With a similar rescue for ActionController::UnknownAction we can implicitly handle the case of an API client calling a method we don't support and return the proper 501 - NotImplemented.

rescue_from ActionController::UnknownAction do |ex|
  error = {
    :code        => 501,
    :name        => "NotImplemented"
    :description => "#{ex}"
  }

  respond_error(501, error)
end

We even get a free description from the error. Printing the exception shows something like "No action for foo. Available: bar, baz." Which is exactly the behavior the HTTP spec dictates. These are the things rails does well. Follow the conventions, use the out of the box features to write less code yourself.

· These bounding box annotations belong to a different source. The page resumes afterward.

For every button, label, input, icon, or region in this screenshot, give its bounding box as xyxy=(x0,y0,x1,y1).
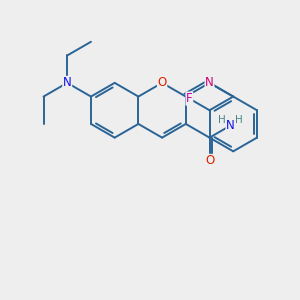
Text: O: O xyxy=(205,154,214,167)
Text: N: N xyxy=(205,76,214,89)
Text: F: F xyxy=(186,92,193,105)
Text: N: N xyxy=(63,76,72,89)
Text: O: O xyxy=(158,76,167,89)
Text: N: N xyxy=(226,119,235,132)
Text: H: H xyxy=(235,115,242,125)
Text: H: H xyxy=(218,115,226,125)
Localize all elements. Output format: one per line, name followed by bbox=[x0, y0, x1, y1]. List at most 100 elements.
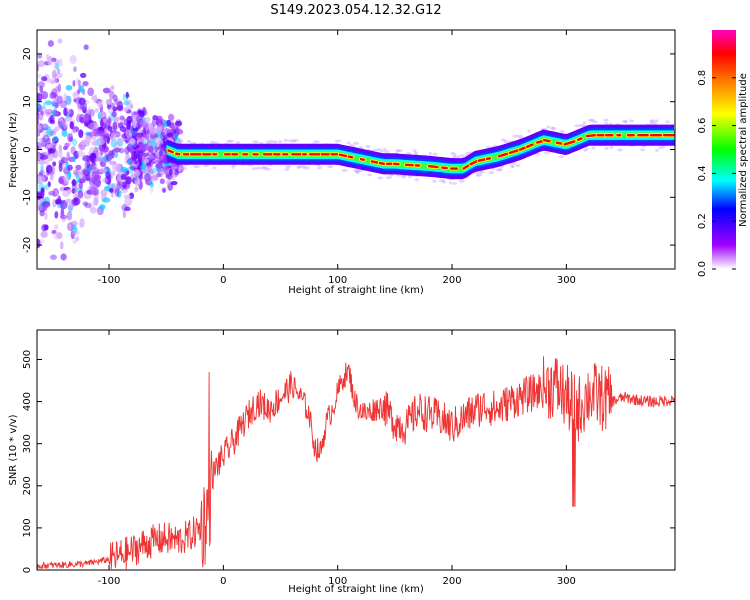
spectral-blob bbox=[155, 163, 163, 169]
spectral-halo bbox=[617, 148, 624, 152]
spectral-blob bbox=[78, 129, 84, 138]
spectral-blob bbox=[137, 154, 142, 162]
spectral-blob bbox=[89, 185, 97, 196]
spectral-blob bbox=[76, 173, 80, 184]
spectral-halo bbox=[640, 148, 646, 152]
colorbar-gradient bbox=[712, 30, 736, 269]
spectral-halo bbox=[383, 150, 390, 154]
spectral-blob bbox=[52, 161, 57, 167]
spectral-blob bbox=[62, 189, 70, 197]
spectral-blob bbox=[40, 154, 48, 160]
spectral-blob bbox=[94, 107, 99, 113]
spectral-blob bbox=[119, 116, 126, 121]
ridge-core bbox=[585, 133, 597, 138]
spectral-blob bbox=[37, 142, 42, 151]
spectral-blob bbox=[152, 167, 159, 174]
spectral-blob bbox=[102, 87, 111, 94]
spectral-blob bbox=[173, 170, 180, 176]
spectral-blob bbox=[45, 111, 51, 117]
spectral-blob bbox=[51, 229, 57, 235]
spectral-blob bbox=[40, 151, 49, 160]
snr-x-label: Height of straight line (km) bbox=[288, 584, 424, 595]
spectral-blob bbox=[43, 160, 50, 165]
spectral-blob bbox=[90, 141, 99, 146]
ridge-core bbox=[497, 152, 509, 158]
spectral-blob bbox=[101, 156, 109, 162]
spectral-halo bbox=[407, 174, 413, 178]
spectral-blob bbox=[65, 85, 73, 91]
spectral-blob bbox=[92, 160, 97, 171]
ridge-core bbox=[427, 165, 439, 169]
spectral-halo bbox=[171, 166, 178, 170]
x-tick-label: 0 bbox=[220, 275, 226, 286]
spectral-halo bbox=[255, 166, 262, 170]
spectral-blob bbox=[47, 143, 53, 149]
spectral-halo bbox=[512, 161, 517, 165]
spectral-blob bbox=[37, 73, 43, 79]
spectral-blob bbox=[73, 98, 77, 103]
spectral-blob bbox=[103, 135, 109, 142]
spectral-blob bbox=[42, 204, 48, 212]
snr-marks bbox=[37, 356, 675, 570]
spectral-blob bbox=[47, 55, 53, 66]
spectral-halo bbox=[479, 170, 485, 174]
y-tick-label: 20 bbox=[22, 48, 33, 61]
x-tick-label: 300 bbox=[557, 576, 576, 587]
spectral-blob bbox=[45, 128, 54, 137]
spectral-blob bbox=[51, 79, 55, 85]
spectral-blob bbox=[37, 117, 40, 125]
spectral-halo bbox=[495, 168, 503, 172]
spectral-halo bbox=[303, 166, 310, 170]
spectral-blob bbox=[120, 166, 129, 173]
spectral-halo bbox=[285, 165, 291, 169]
spectral-blob bbox=[73, 187, 80, 194]
spectral-blob bbox=[56, 95, 63, 104]
spectral-blob bbox=[42, 123, 49, 129]
spectral-blob bbox=[97, 100, 103, 109]
spectral-blob bbox=[166, 132, 174, 137]
spectral-blob bbox=[151, 175, 159, 182]
spectral-blob bbox=[46, 152, 54, 162]
spectral-blob bbox=[114, 98, 119, 105]
spectral-halo bbox=[210, 140, 216, 144]
spectral-halo bbox=[591, 146, 596, 150]
colorbar-tick-label: 0.0 bbox=[697, 261, 708, 277]
spectral-blob bbox=[112, 121, 118, 131]
spectral-blob bbox=[134, 186, 139, 193]
spectral-blob bbox=[60, 206, 65, 216]
spectral-halo bbox=[284, 167, 290, 171]
spectral-halo bbox=[288, 139, 295, 143]
spectral-blob bbox=[71, 129, 77, 135]
spectral-blob bbox=[79, 84, 85, 94]
spectral-blob bbox=[37, 101, 41, 109]
spectral-blob bbox=[144, 158, 150, 164]
spectral-blob bbox=[37, 125, 40, 134]
spectral-blob bbox=[116, 189, 122, 198]
figure-title: S149.2023.054.12.32.G12 bbox=[270, 3, 441, 18]
spectral-blob bbox=[100, 189, 108, 197]
spectral-blob bbox=[64, 142, 70, 149]
spectral-halo bbox=[327, 165, 334, 169]
spectral-blob bbox=[91, 164, 98, 172]
spectral-blob bbox=[148, 152, 154, 160]
spectral-blob bbox=[108, 160, 117, 165]
spectral-blob bbox=[41, 76, 48, 82]
snr-y-label: SNR (10 * v/v) bbox=[8, 414, 19, 485]
x-tick-label: 200 bbox=[442, 275, 461, 286]
spectral-blob bbox=[96, 155, 104, 163]
ridge-core bbox=[577, 137, 583, 141]
spectral-blob bbox=[76, 89, 80, 95]
spectral-blob bbox=[39, 238, 45, 244]
ridge-core bbox=[525, 143, 534, 148]
spectral-blob bbox=[129, 138, 136, 145]
spectral-halo bbox=[231, 165, 235, 169]
spectral-blob bbox=[51, 102, 58, 108]
spectral-blob bbox=[47, 40, 54, 47]
spectral-halo bbox=[654, 148, 660, 152]
snr-line bbox=[37, 356, 675, 570]
spectral-blob bbox=[98, 126, 103, 132]
spectral-halo bbox=[228, 139, 234, 143]
spectral-halo bbox=[169, 163, 174, 167]
spectral-blob bbox=[43, 184, 50, 190]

With this in place, you can take a routes file like this:

namespace(:api) do |api|
  api.resource :user, :conditions => [:index, :show] do |user|
    user.resource :cart, :conditions => [:create, :update]
  end
end

And strip out the conditions:

namespace(:api) do |api|
  api.resource :user do |user|
    user.resource :cart
  end
end

This might seem like a small matter of aesthetics (and even if it was, I still like it), but it's also more agile. We know any undefined methods will return the proper response. As requirements inevitably change, we only have to make the single change of adding or removing methods; we don't then also have to go update the routes file. Win.

Cleaner Actions

We can take this further still. How many times have you come across an action like this:

def show
  if params[:id].blank?
    # return some specific error response
  end

  unless m = Model.find_by_id(params[:id])
    # return some other specific error response
  end

  # actual logic

end

By explicitly adding ActiveRecord::RecordNotFound to our list of rescues we can remove all that cruft.

rescue_from ActiveRecord::RecordNotFound do |ex|
  error = {
    :code        => 404,
    :name        => "NotFound"
    :description => "#{ex}"
  }

  respond_error(404, error)
end

Again, we get a free description. We can now clean up the action to something much more assertive and simple like:

def show
  m = Model.find(params[:id])

  # actual logic

end

And both invalid states lead to the correct error descriptions of "Can't find Model without an ID" or "Can't find Model with ID=42" respectively. Thank you again, Mr Rails.

Cleaner Everything

Once you get used to this method of exception handling and assertive code, it's easy to take this even further and define your own custom exception-rescue_from-raise scenarios for when your controllers get into various (exceptional) states where they can't and shouldn't continue.

No need to and return or return render or wrap everything in if/unless etc. When shit goes wrong, just raise the appropriate exception. All you have to do is trust (or dictate) that the level of abstraction(s) above you are written to do the Right Thing, which is a useful quality even if you're not following this pattern.